Big Analytics Roundup (May 18, 2015)

Light news: announcements from Dato, Google, Oracle and Pentaho, plus other cool stuff.
On the PWC technology blog, Alan Morrison and Bo Parker interview Martin Van Ryswyk and Marko Rodriguez of Datastax about graph analytics. PWC’s headline writer gets it wrong; the article is about graph engines and not graph databases. Special-purpose graph databases, like special-purpose columnar databases, are a dead end; graph analytics will be incorporated into general-purpose tooling. The evidence? They’re interviewing guys from Datastax and not Neo.
In Data Science Central, “Data Science Girl” surveys top public data repositories, so we don’t have to keep using the 1998 KDD Cup data.
Adatao
Adatao CEO blogs about why he’s placing his chips on Spark.
Apache Flink
On the Flink blog, Fabian Huske provides one more reason not to care about Flink.
Apache Geode
Failing to sell GemFire, Pivotal open-sourced it as Apache Geode. InfoWorld reports.
Apache Spark
On the Databricks blog, Masaru Dobashi et. al. describe how NTT uses Spark on thousand-node clusters for operational analytics at scale. Nick Heudecker, call your office.
Nick Amato demonstrates how to classify customers with Spark MLLib.
Justin Kestelyn summarizes some lessons learned working with Spark.
The Spark team announces Spark Summit Europe, to be held October 27-29 in Amsterdam.
Dato
Data announces release of GraphLab Create, which includes support for scikit-learn models, a label propagation toolkit and a number of other new features.
By the way, it appears the folks at Dato forgot to Google the name before rebranding.
Google Cloud
Google announces beta release of Bigtable, a massively scalable NoSQL database.

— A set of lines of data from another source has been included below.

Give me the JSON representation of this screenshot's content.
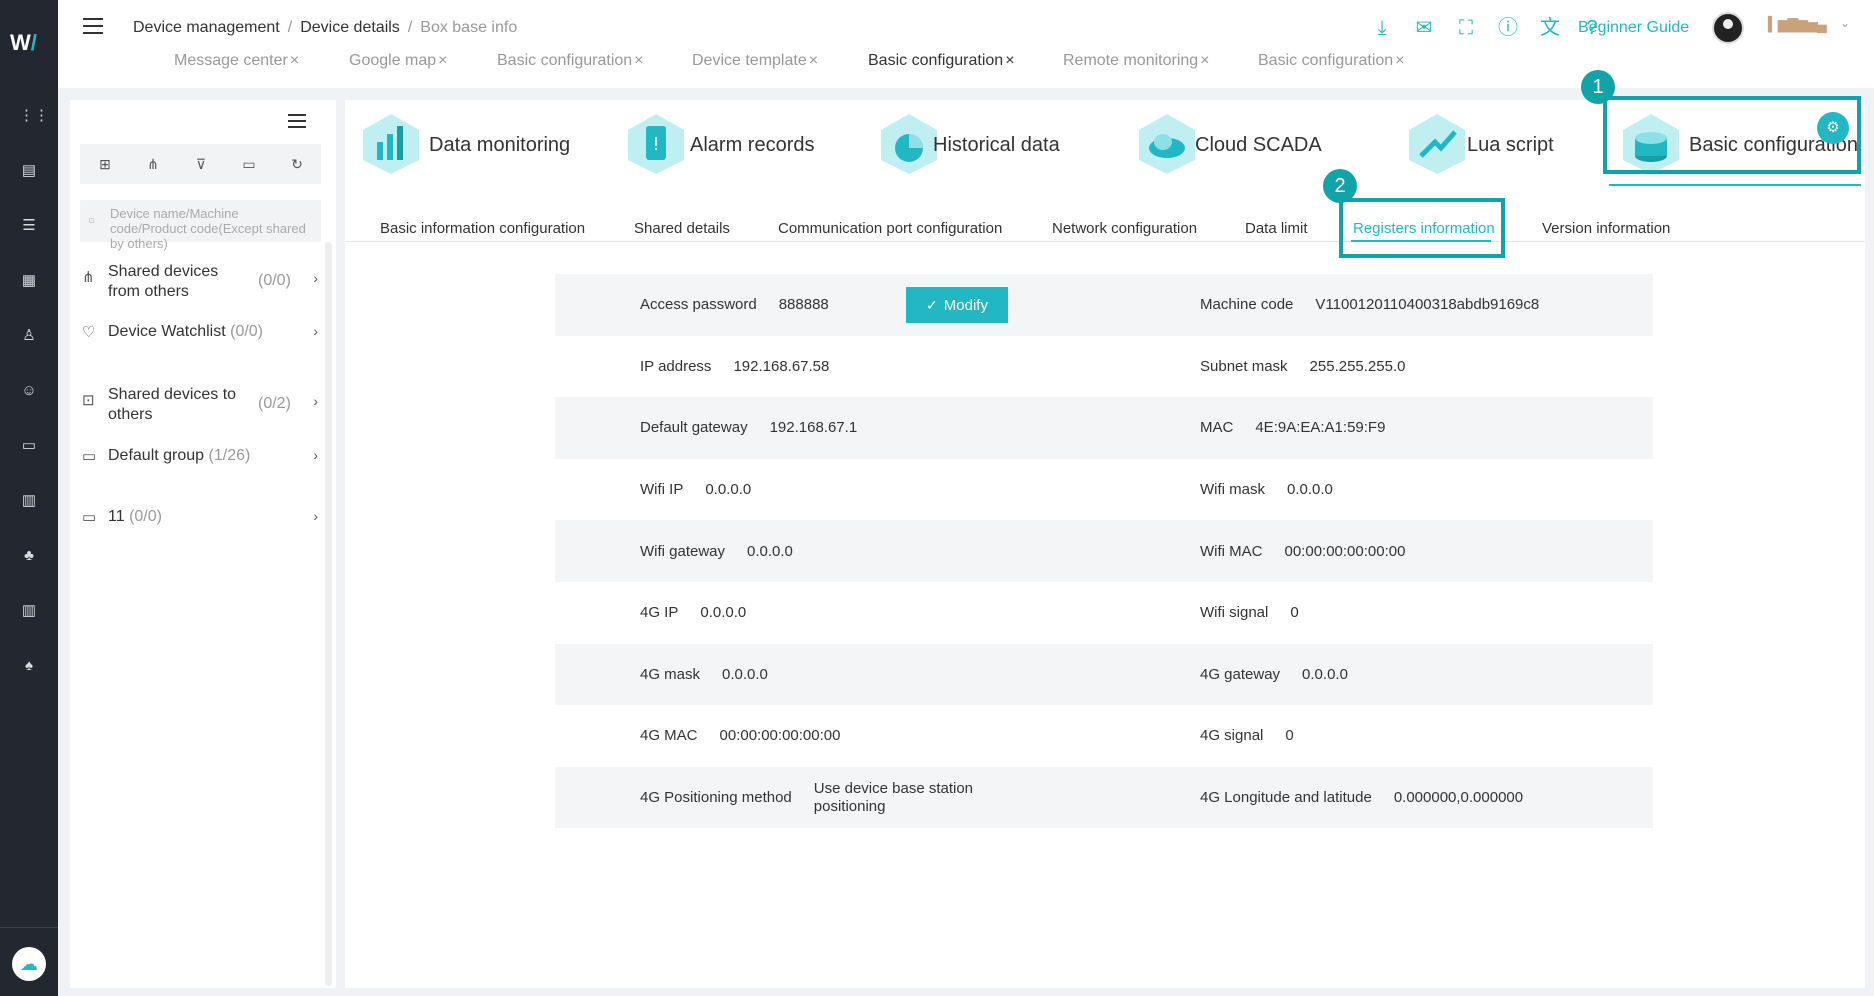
{
  "header": {
    "breadcrumb": [
      "Device management",
      "Device details",
      "Box base info"
    ],
    "guide_label": "Beginner Guide",
    "user_name": "▍▆▇▆▅▄"
  },
  "open_tabs": [
    {
      "label": "Message center"
    },
    {
      "label": "Google map"
    },
    {
      "label": "Basic configuration"
    },
    {
      "label": "Device template"
    },
    {
      "label": "Basic configuration"
    },
    {
      "label": "Remote monitoring"
    },
    {
      "label": "Basic configuration"
    }
  ],
  "sidebar": {
    "search_placeholder": "Device name/Machine code/Product code(Except shared by others)",
    "items": [
      {
        "label": "Shared devices from others",
        "count": "(0/0)"
      },
      {
        "label": "Device Watchlist",
        "count": "(0/0)"
      },
      {
        "label": "Shared devices to others",
        "count": "(0/2)"
      },
      {
        "label": "Default group",
        "count": "(1/26)"
      },
      {
        "label": "11",
        "count": "(0/0)"
      }
    ]
  },
  "features": [
    {
      "label": "Data monitoring"
    },
    {
      "label": "Alarm records"
    },
    {
      "label": "Historical data"
    },
    {
      "label": "Cloud SCADA"
    },
    {
      "label": "Lua script"
    },
    {
      "label": "Basic configuration"
    }
  ],
  "callouts": {
    "one": "1",
    "two": "2"
  },
  "subtabs": [
    {
      "label": "Basic information configuration"
    },
    {
      "label": "Shared details"
    },
    {
      "label": "Communication port configuration"
    },
    {
      "label": "Network configuration"
    },
    {
      "label": "Data limit"
    },
    {
      "label": "Registers information"
    },
    {
      "label": "Version information"
    }
  ],
  "modify_label": "Modify",
  "info_rows": [
    {
      "l1": "Access password",
      "v1": "888888",
      "l2": "Machine code",
      "v2": "V1100120110400318abdb9169c8"
    },
    {
      "l1": "IP address",
      "v1": "192.168.67.58",
      "l2": "Subnet mask",
      "v2": "255.255.255.0"
    },
    {
      "l1": "Default gateway",
      "v1": "192.168.67.1",
      "l2": "MAC",
      "v2": "4E:9A:EA:A1:59:F9"
    },
    {
      "l1": "Wifi IP",
      "v1": "0.0.0.0",
      "l2": "Wifi mask",
      "v2": "0.0.0.0"
    },
    {
      "l1": "Wifi gateway",
      "v1": "0.0.0.0",
      "l2": "Wifi MAC",
      "v2": "00:00:00:00:00:00"
    },
    {
      "l1": "4G IP",
      "v1": "0.0.0.0",
      "l2": "Wifi signal",
      "v2": "0"
    },
    {
      "l1": "4G mask",
      "v1": "0.0.0.0",
      "l2": "4G gateway",
      "v2": "0.0.0.0"
    },
    {
      "l1": "4G MAC",
      "v1": "00:00:00:00:00:00",
      "l2": "4G signal",
      "v2": "0"
    },
    {
      "l1": "4G Positioning method",
      "v1": "Use device base station positioning",
      "l2": "4G Longitude and latitude",
      "v2": "0.000000,0.000000"
    }
  ],
  "colors": {
    "accent": "#22b8c3",
    "callout": "#12a3a8",
    "rail": "#222730"
  }
}
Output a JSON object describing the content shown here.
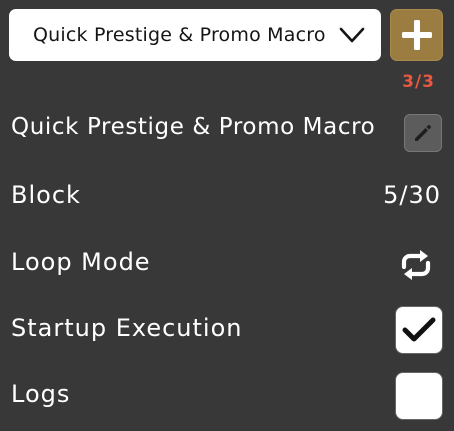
{
  "macro_selector": {
    "selected": "Quick Prestige & Promo Macro",
    "icon": "chevron-down-icon"
  },
  "add_button": {
    "icon": "plus-icon",
    "color": "#9b7c41"
  },
  "counter": {
    "text": "3/3",
    "color": "#e8573f"
  },
  "macro": {
    "name": "Quick Prestige & Promo Macro",
    "edit_icon": "pencil-icon"
  },
  "rows": {
    "block": {
      "label": "Block",
      "value": "5/30"
    },
    "loop_mode": {
      "label": "Loop Mode",
      "icon": "repeat-icon"
    },
    "startup_execution": {
      "label": "Startup Execution",
      "checked": true
    },
    "logs": {
      "label": "Logs",
      "checked": false
    }
  },
  "colors": {
    "background": "#383838",
    "text": "#ffffff"
  }
}
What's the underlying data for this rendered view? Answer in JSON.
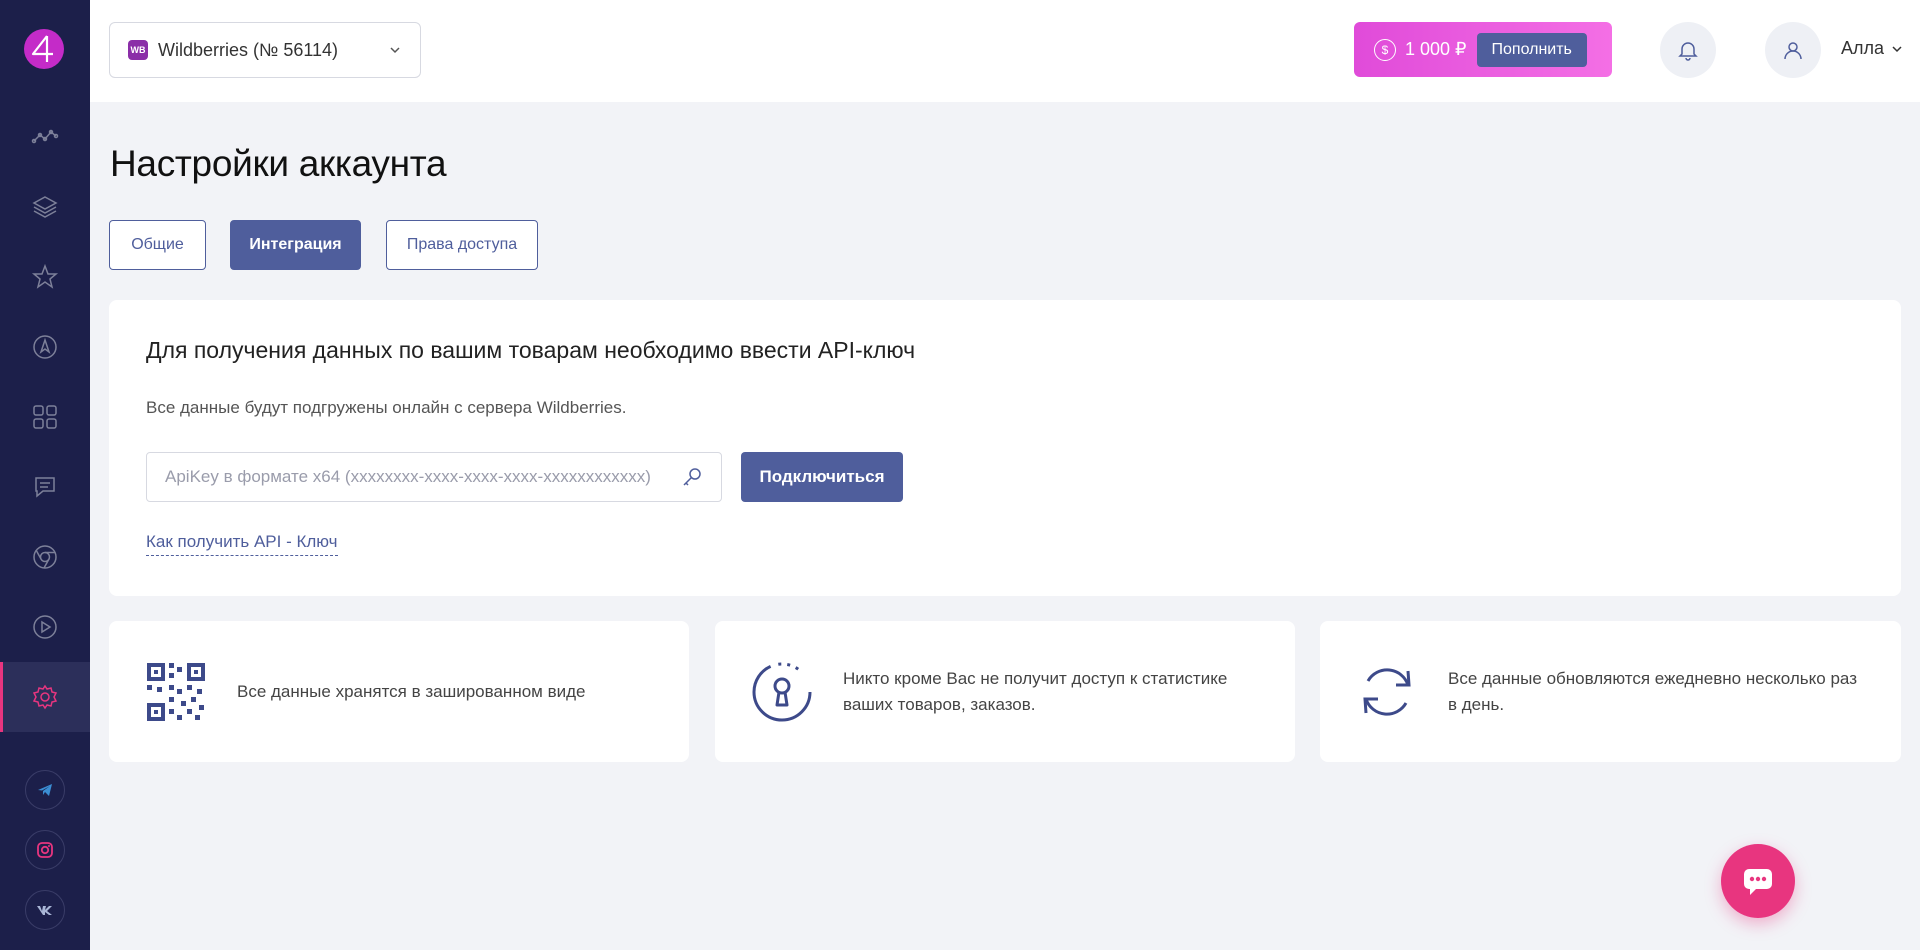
{
  "sidebar": {
    "logo_text": "4",
    "items": [
      {
        "icon": "analytics-icon"
      },
      {
        "icon": "layers-icon"
      },
      {
        "icon": "star-icon"
      },
      {
        "icon": "compass-icon"
      },
      {
        "icon": "grid-icon"
      },
      {
        "icon": "chat-icon"
      },
      {
        "icon": "chrome-icon"
      },
      {
        "icon": "play-icon"
      },
      {
        "icon": "settings-icon",
        "active": true
      }
    ],
    "social": [
      "telegram-icon",
      "instagram-icon",
      "vk-icon"
    ]
  },
  "header": {
    "store_badge": "WB",
    "store_name": "Wildberries (№ 56114)",
    "balance_symbol": "$",
    "balance": "1 000 ₽",
    "topup_label": "Пополнить",
    "user_name": "Алла"
  },
  "main": {
    "title": "Настройки аккаунта",
    "tabs": [
      {
        "label": "Общие"
      },
      {
        "label": "Интеграция",
        "active": true
      },
      {
        "label": "Права доступа"
      }
    ],
    "integration": {
      "heading": "Для получения данных по вашим товарам необходимо ввести API-ключ",
      "subtitle": "Все данные будут подгружены онлайн с сервера Wildberries.",
      "api_placeholder": "ApiKey в формате x64 (xxxxxxxx-xxxx-xxxx-xxxx-xxxxxxxxxxxx)",
      "api_value": "",
      "connect_label": "Подключиться",
      "help_link": "Как получить API - Ключ"
    },
    "features": [
      {
        "icon": "qr-code-icon",
        "text": "Все данные хранятся в зашированном виде"
      },
      {
        "icon": "keyhole-icon",
        "text": "Никто кроме Вас не получит доступ к статистике ваших товаров, заказов."
      },
      {
        "icon": "refresh-icon",
        "text": "Все данные обновляются ежедневно несколько раз в день."
      }
    ]
  },
  "colors": {
    "accent": "#4f5e9c",
    "sidebar": "#1c1f4a",
    "active": "#e8357f",
    "balance_gradient": "#e04bd9"
  }
}
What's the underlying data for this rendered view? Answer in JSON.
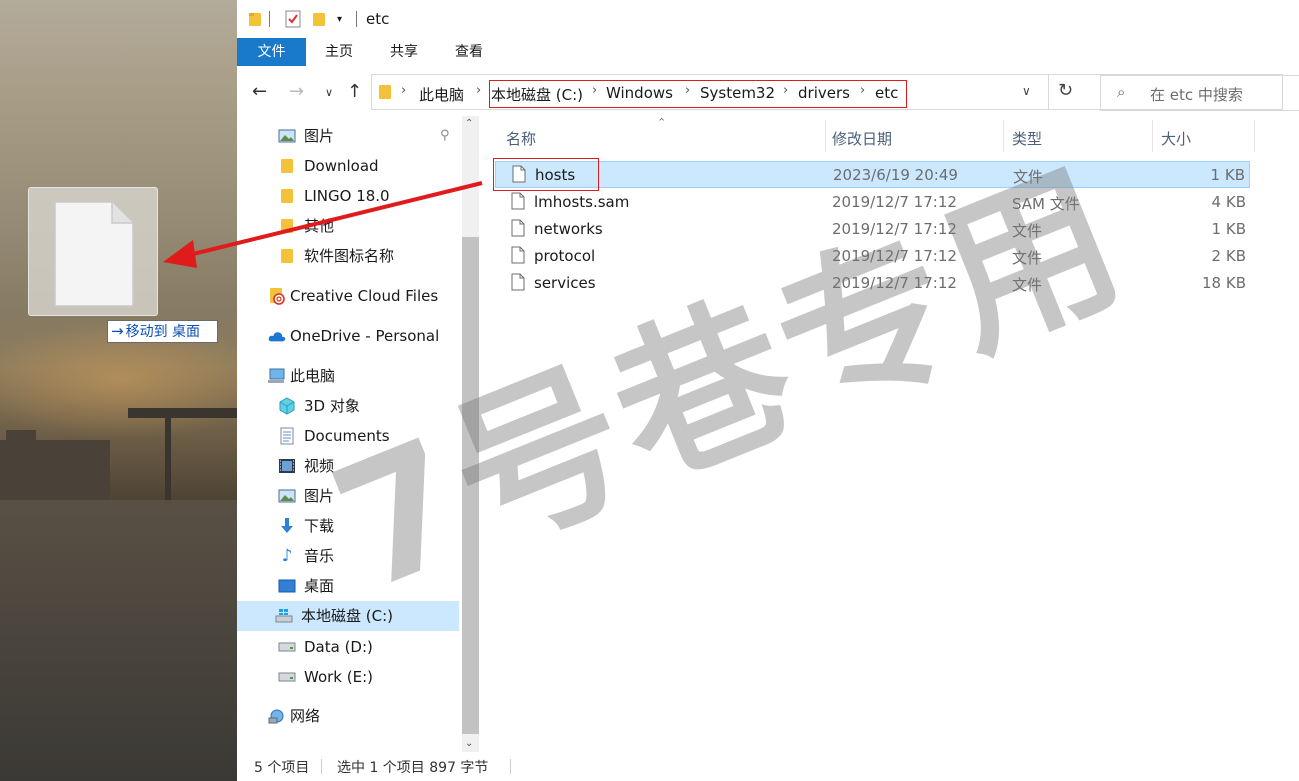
{
  "window": {
    "title": "etc"
  },
  "ribbon": {
    "tabs": [
      "文件",
      "主页",
      "共享",
      "查看"
    ]
  },
  "address": {
    "crumbs": [
      "此电脑",
      "本地磁盘 (C:)",
      "Windows",
      "System32",
      "drivers",
      "etc"
    ]
  },
  "search": {
    "placeholder": "在 etc 中搜索"
  },
  "nav": {
    "items": [
      {
        "label": "图片",
        "icon": "pictures-icon",
        "pinned": true
      },
      {
        "label": "Download",
        "icon": "folder-icon"
      },
      {
        "label": "LINGO 18.0",
        "icon": "folder-icon"
      },
      {
        "label": "其他",
        "icon": "folder-icon"
      },
      {
        "label": "软件图标名称",
        "icon": "folder-icon"
      },
      {
        "label": "Creative Cloud Files",
        "icon": "creative-cloud-icon"
      },
      {
        "label": "OneDrive - Personal",
        "icon": "onedrive-icon"
      },
      {
        "label": "此电脑",
        "icon": "computer-icon"
      },
      {
        "label": "3D 对象",
        "icon": "3d-objects-icon"
      },
      {
        "label": "Documents",
        "icon": "documents-icon"
      },
      {
        "label": "视频",
        "icon": "video-icon"
      },
      {
        "label": "图片",
        "icon": "pictures-icon"
      },
      {
        "label": "下载",
        "icon": "download-icon"
      },
      {
        "label": "音乐",
        "icon": "music-icon"
      },
      {
        "label": "桌面",
        "icon": "desktop-icon"
      },
      {
        "label": "本地磁盘 (C:)",
        "icon": "windows-drive-icon",
        "selected": true
      },
      {
        "label": "Data (D:)",
        "icon": "drive-icon"
      },
      {
        "label": "Work (E:)",
        "icon": "drive-icon"
      },
      {
        "label": "网络",
        "icon": "network-icon"
      }
    ]
  },
  "columns": {
    "name": "名称",
    "date": "修改日期",
    "type": "类型",
    "size": "大小"
  },
  "files": [
    {
      "name": "hosts",
      "date": "2023/6/19 20:49",
      "type": "文件",
      "size": "1 KB",
      "selected": true
    },
    {
      "name": "lmhosts.sam",
      "date": "2019/12/7 17:12",
      "type": "SAM 文件",
      "size": "4 KB"
    },
    {
      "name": "networks",
      "date": "2019/12/7 17:12",
      "type": "文件",
      "size": "1 KB"
    },
    {
      "name": "protocol",
      "date": "2019/12/7 17:12",
      "type": "文件",
      "size": "2 KB"
    },
    {
      "name": "services",
      "date": "2019/12/7 17:12",
      "type": "文件",
      "size": "18 KB"
    }
  ],
  "status": {
    "count": "5 个项目",
    "selection": "选中 1 个项目  897 字节"
  },
  "drag": {
    "tooltip_action": "移动到",
    "tooltip_target": "桌面"
  },
  "watermark": "7号巷专用",
  "colors": {
    "accent": "#1979ca",
    "selection": "#cce8ff",
    "annotation": "#e01b1b"
  }
}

VentureBeat reports.
Hortonworks
HDP releases its Q1 financials. Revenue more than doubled, while the operating loss doubled, a great example of negative operating leverage. Good news: HDP’s variable margin on services turned positive, which means they don’t have to give away consulting services as much as they did last year. Wall Street was pleased.
Lattice Engines
In VentureBeat, Barry Levine kills two birds with one stone, touts the GrowthBeat Summit and Lattice Engines’ new features. One assumes the latter sponsors the former.
MarkLogic
NoSQL vendor MarkLogic secures a generous $102 million Series F round.
Oracle Analytics
Oracle announces spatial and graph analytics for Big Data. (h/t Oliver Vagner)
Pentaho
Pentaho announces integration with Apache Spark, enabling orchestration of Spark jobs. Coverage here, here, here, here, here, here, and here. Reporting this story, Alex Woodie trolls another spurious Spark “concern.”
Predixion Software
Predixion’s Marcom people show they’ve heard about IoT.
Wolfram Research
In VentureBeat, Jordan Novet reviews Wolfram’s new image identification tool, which leverages deep learning.